Si les enjeux présentés par le changement climatique sont immenses, les occasions d’accélérer un développement durable et de garantir un avenir meilleur pour tous les habitants de la planète le sont tout autant. Aux termes de l’Accord de Paris, les gouvernements se sont engagés à réduire massivement leurs émissions de carbone, de façon à contenir l’élévation de la température moyenne de la planète en dessous de 2°C. La grande majorité des pays signataires ont déjà présenté des plans d’action nationaux destinés à concrétiser cet objectif, des plans qui deviendront plus ambitieux au fil du temps.

Les contributions décidées au niveau national comprennent des objectifs en matière d’énergie renouvelable et des propositions en faveur de moyens de transport durables, de l’efficacité énergétique et de l’éducation sur le changement climatique. Les pays parties sont également tenus d’adopter des politiques en vue d’une meilleure gestion de leur capital naturel. L’Accord de Paris reconnaît le rôle important que jouent les écosystèmes pour limiter la proportion de carbone dans l’atmosphère, des outils puissants que les États ne doivent pas négliger.

Les gouvernements doivent d’une part agir pour préserver les écosystèmes existants et de l’autre, restaurer et élargir les écosystèmes dégradés, dans le respect des communautés locales. Cette exigence vaut en particulier pour les zones humides – dont les lacs, les plaines inondables, les tourbières, les mangroves et les récifs coralliens – couvertes d’eau, de manière saisonnière ou permanente.

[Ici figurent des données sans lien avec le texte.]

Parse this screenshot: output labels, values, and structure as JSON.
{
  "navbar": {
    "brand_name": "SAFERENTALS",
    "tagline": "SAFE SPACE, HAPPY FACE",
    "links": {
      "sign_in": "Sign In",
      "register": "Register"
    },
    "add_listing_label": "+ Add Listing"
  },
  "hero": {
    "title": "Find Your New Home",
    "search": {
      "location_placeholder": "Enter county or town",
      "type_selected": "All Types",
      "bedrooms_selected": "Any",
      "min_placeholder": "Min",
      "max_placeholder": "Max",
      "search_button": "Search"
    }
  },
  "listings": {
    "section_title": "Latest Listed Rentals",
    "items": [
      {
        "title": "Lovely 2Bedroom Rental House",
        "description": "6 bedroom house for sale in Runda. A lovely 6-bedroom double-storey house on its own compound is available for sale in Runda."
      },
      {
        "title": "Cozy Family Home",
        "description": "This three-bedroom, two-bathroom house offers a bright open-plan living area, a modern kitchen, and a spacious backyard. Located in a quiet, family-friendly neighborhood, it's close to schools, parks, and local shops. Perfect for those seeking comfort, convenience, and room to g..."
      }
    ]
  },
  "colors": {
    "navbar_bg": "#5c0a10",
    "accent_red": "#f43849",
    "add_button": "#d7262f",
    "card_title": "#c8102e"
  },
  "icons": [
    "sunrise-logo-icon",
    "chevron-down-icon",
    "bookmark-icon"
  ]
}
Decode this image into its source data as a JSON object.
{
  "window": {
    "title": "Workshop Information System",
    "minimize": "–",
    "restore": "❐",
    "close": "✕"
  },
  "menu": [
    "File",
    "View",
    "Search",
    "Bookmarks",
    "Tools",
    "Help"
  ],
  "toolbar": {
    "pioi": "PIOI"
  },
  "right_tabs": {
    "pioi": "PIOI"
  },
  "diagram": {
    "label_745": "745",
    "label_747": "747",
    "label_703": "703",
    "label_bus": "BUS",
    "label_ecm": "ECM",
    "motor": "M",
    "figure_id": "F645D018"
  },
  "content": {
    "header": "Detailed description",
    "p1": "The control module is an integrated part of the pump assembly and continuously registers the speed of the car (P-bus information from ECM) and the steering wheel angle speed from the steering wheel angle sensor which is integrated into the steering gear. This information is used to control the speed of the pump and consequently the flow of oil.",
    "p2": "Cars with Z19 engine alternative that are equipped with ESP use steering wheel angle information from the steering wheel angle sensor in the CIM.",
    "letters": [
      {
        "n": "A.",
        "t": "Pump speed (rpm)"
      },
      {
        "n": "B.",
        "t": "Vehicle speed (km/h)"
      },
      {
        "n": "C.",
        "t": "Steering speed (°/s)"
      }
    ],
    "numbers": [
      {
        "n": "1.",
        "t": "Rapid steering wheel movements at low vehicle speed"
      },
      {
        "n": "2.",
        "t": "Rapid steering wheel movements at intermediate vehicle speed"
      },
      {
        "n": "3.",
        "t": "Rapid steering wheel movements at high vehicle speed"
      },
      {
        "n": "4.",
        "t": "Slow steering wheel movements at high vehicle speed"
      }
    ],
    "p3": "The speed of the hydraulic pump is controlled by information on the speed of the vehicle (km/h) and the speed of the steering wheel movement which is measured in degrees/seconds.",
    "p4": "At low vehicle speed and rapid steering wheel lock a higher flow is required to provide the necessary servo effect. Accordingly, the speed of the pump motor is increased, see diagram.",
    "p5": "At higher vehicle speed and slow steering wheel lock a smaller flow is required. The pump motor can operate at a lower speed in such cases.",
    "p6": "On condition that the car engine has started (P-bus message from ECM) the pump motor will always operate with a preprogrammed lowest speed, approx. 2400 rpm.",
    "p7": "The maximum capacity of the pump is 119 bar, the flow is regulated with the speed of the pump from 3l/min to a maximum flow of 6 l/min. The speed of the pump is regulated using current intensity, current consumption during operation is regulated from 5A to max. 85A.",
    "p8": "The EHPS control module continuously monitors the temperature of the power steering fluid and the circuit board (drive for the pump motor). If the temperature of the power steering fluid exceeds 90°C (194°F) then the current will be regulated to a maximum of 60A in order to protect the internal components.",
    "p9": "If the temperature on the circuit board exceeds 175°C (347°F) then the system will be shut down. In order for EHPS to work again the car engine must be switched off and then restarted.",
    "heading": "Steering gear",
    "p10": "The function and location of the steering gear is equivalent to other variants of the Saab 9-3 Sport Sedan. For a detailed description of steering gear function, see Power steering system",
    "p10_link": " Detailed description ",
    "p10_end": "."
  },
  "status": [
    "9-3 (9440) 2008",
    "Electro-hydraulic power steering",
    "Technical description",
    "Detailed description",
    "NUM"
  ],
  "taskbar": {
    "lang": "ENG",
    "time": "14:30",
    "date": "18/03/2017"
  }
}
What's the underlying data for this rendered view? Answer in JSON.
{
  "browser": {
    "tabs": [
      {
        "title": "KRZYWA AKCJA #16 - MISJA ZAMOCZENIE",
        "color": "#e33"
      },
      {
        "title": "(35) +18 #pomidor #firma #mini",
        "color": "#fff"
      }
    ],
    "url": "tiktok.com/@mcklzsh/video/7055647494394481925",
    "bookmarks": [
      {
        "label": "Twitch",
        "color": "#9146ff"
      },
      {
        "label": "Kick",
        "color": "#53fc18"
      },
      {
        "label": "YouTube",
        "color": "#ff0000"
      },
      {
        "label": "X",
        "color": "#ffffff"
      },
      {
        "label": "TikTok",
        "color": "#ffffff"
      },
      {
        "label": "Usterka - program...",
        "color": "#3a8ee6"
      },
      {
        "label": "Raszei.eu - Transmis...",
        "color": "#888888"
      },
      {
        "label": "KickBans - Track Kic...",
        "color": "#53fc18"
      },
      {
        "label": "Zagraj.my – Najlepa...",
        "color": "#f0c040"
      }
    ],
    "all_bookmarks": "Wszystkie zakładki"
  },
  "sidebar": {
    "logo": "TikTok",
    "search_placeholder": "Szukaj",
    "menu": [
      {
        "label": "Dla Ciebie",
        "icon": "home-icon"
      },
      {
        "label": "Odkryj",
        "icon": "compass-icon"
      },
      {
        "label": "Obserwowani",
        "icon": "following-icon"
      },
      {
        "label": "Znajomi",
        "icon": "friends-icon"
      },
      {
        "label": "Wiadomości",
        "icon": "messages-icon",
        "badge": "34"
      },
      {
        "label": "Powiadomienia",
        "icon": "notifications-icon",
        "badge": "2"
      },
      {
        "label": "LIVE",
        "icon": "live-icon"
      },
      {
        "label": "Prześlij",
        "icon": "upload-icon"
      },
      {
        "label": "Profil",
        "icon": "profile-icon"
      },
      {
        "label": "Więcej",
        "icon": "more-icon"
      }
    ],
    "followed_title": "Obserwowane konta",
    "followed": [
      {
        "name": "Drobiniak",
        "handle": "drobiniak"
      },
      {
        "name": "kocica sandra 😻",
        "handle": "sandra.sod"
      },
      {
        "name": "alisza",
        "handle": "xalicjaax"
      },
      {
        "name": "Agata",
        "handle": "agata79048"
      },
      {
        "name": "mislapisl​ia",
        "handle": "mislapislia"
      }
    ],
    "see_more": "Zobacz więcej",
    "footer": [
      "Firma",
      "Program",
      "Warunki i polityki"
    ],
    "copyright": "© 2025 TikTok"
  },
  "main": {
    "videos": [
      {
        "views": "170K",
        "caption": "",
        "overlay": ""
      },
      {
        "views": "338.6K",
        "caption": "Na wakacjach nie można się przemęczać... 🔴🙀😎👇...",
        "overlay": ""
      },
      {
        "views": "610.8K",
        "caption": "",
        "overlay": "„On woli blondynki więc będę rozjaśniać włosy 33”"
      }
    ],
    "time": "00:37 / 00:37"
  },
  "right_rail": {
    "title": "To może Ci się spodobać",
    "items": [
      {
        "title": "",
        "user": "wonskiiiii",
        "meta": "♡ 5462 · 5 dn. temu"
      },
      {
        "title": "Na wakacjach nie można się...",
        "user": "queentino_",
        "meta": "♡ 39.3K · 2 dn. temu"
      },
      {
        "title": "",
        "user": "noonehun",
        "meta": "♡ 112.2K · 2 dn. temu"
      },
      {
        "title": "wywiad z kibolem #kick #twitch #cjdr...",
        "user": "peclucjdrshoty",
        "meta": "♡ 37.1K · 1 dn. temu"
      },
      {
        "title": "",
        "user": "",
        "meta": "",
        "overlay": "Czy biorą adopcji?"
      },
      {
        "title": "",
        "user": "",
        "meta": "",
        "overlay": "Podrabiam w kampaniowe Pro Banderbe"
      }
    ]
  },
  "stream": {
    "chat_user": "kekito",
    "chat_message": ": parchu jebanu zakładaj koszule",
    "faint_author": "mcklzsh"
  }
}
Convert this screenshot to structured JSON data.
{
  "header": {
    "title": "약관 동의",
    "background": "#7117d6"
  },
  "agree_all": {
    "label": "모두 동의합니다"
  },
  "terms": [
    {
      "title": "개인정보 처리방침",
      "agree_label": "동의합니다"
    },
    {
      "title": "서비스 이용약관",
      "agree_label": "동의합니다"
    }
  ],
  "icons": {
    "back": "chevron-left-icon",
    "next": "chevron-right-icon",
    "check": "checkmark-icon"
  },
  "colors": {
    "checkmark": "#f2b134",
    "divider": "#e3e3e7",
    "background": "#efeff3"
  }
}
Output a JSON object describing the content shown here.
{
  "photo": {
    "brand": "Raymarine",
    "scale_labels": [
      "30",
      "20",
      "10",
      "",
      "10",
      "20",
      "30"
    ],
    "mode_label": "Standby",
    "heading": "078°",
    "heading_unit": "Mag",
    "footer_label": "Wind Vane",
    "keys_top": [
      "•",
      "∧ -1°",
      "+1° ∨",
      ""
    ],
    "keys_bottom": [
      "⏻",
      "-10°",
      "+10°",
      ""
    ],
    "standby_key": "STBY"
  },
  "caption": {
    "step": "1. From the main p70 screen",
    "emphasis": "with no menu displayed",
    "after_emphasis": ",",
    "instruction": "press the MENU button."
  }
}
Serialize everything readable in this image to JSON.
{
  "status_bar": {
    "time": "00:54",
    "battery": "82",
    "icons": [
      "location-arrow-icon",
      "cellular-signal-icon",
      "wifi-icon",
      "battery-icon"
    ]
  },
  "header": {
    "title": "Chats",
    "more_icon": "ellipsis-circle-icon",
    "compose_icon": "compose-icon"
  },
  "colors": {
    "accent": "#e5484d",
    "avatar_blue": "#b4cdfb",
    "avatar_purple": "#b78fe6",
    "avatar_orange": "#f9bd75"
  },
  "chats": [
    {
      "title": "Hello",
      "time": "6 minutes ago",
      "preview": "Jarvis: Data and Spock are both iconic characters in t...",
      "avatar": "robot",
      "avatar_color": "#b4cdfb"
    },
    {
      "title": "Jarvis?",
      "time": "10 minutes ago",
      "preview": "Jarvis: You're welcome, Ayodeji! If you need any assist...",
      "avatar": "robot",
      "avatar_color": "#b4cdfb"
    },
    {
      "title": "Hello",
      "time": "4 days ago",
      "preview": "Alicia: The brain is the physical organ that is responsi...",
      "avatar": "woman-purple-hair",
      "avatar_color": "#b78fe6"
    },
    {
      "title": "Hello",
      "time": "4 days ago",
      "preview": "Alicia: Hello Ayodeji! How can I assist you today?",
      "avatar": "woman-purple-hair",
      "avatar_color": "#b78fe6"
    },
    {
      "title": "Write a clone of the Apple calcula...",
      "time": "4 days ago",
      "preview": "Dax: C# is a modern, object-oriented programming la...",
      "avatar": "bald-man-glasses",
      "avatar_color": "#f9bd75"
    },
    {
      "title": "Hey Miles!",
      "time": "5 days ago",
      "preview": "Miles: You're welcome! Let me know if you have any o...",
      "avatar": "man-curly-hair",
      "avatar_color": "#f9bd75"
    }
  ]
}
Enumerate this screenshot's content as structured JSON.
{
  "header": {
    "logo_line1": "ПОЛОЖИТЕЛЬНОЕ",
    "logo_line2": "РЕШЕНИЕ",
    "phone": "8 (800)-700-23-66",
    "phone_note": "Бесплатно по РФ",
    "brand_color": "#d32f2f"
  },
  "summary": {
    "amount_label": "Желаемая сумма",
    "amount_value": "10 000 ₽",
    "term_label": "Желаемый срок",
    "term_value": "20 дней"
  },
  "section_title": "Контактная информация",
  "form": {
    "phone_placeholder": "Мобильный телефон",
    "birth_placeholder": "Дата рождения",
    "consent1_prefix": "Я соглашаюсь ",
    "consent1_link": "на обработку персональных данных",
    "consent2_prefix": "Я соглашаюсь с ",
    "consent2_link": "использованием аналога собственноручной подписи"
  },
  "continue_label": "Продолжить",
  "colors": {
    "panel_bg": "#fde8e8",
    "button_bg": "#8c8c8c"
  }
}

Les tourbières revêtent une importance particulière. Si elles ne représentent que 3 pour cent des terres émergées, elles stockent deux fois plus de carbone que toutes les forêts de la planète. Les sols des tourbières sont notamment composés de carbone – sous la forme de matières organiques décomposées – qui s’est accumulé au cours de milliers d’années. Lorsque les tourbières sont brûlées ou drainées, ce carbone est relâché dans l’atmosphère. En fait, l’asséchement des tourbières relâche deux fois plus de carbone dans l’atmosphère que ne le fait l’industrie aéronautique mondiale.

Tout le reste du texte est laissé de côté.